Baseline: Implement a basic level of security control to analyze and control security of systems, such as industry best practice.

Informal: Conduct semiformal risk analysis, such as individuals performing quick analyses of computer networks and systems.

Detailed: Use formal structures to analyze systems and it provides the greatest degree of assurance.

Combined: Combine baseline, informal, and detailed approaches to provide reasonable levels of protection and analysis as quickly as possible.

In the literature, there are many risk models and analysis approaches. For instance, trust and risk analysis is formalized for security architecture of systems to ensure that the systems are protected according to their stated requirements and identified risk threshold [62]. In another research work, trust and risk are used in role-based access control policies [63]. Trust mechanisms based on risk are used for evaluation of peer-to-peer networks [64]. Some other researches related to trust and risk for computer networks and systems are included in [65–69].

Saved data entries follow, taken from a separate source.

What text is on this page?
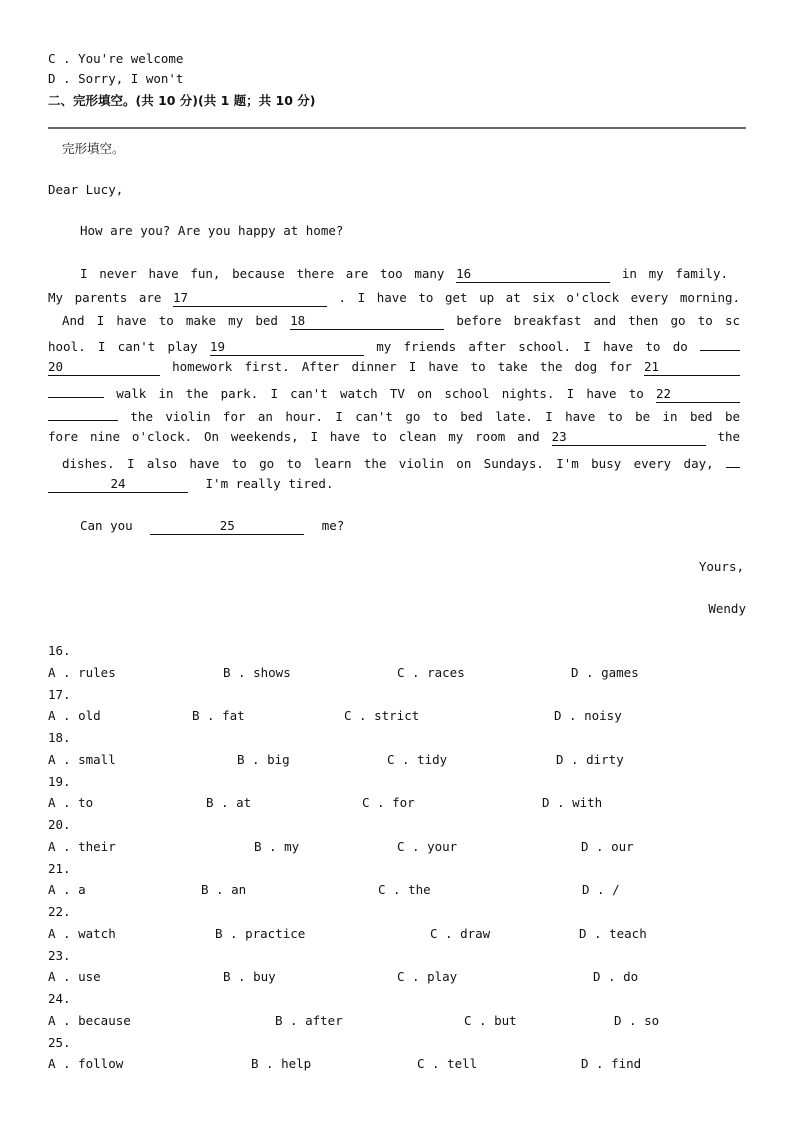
C . You're welcome
D . Sorry, I won't
二、完形填空。(共 10 分)(共 1 题；共 10 分)
完形填空。
Dear Lucy,
How are you? Are you happy at home?
I never have fun, because there are too many 16	in my family.
My parents are 17	. I have to get up at six o'clock every morning.
And I have to make my bed 18	before breakfast and then go to sc
hool. I can't play 19	my friends after school. I have to do
20	homework first. After dinner I have to take the dog for 21
walk in the park. I can't watch TV on school nights. I have to 22
the violin for an hour. I can't go to bed late. I have to be in bed be
fore nine o'clock. On weekends, I have to clean my room and 23	the
dishes. I also have to go to learn the violin on Sundays. I'm busy every day,
24	I'm really tired.
Can you	25	me?
Yours,
Wendy
16.
A . rules	B . shows	C . races	D . games
17.
A . old	B . fat	C . strict	D . noisy
18.
A . small	B . big	C . tidy	D . dirty
19.
A . to	B . at	C . for	D . with
20.
A . their	B . my	C . your	D . our
21.
A . a	B . an	C . the	D . /
22.
A . watch	B . practice	C . draw	D . teach
23.
A . use	B . buy	C . play	D . do
24.
A . because	B . after	C . but	D . so
25.
A . follow	B . help	C . tell	D . find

Reputation. Most of the time reputation is used to analyze security computer networks and systems. Reputation is defined according to the context it is applied to, and perceptions of people. Since perceptions of people vary, there are different definitions of reputation related to computer networks and systems. For example, a reputation definition for online systems is “Reputation is what is generally said or believed about a person’s or thing’s character or standing.” [70]. There are also many similar definitions for network systems in literature [71]. Although reputation has many different definitions in literature, it is about general belief of entities in computer networks and systems.

Reputation systems make some types of abstractions to decrease the amount of data to make analyses easier, which has some advantages. For instance, it decreases the need for space to store data. However, abstract representations cause loss of information. Therefore, it is impossible to verify properties of past behavior given only the reputation information [72]. Specifically, these analysis methods generally aggregate ratings via computer networks to have information about social networks [73]. Google’s Page Rank algorithm uses a reputation mechanism to analyze web page popularity on the Internet [74].

Soft analysis methods are complementary solutions to formal analysis methods and automated security analysis tools. Recently, these solutions have become primary analysis methods for computer networks and systems. With the proliferation of complex and dynamic computer networks and systems, it seems that soft analysis methods are essential to properly analyze security of computer networks and systems.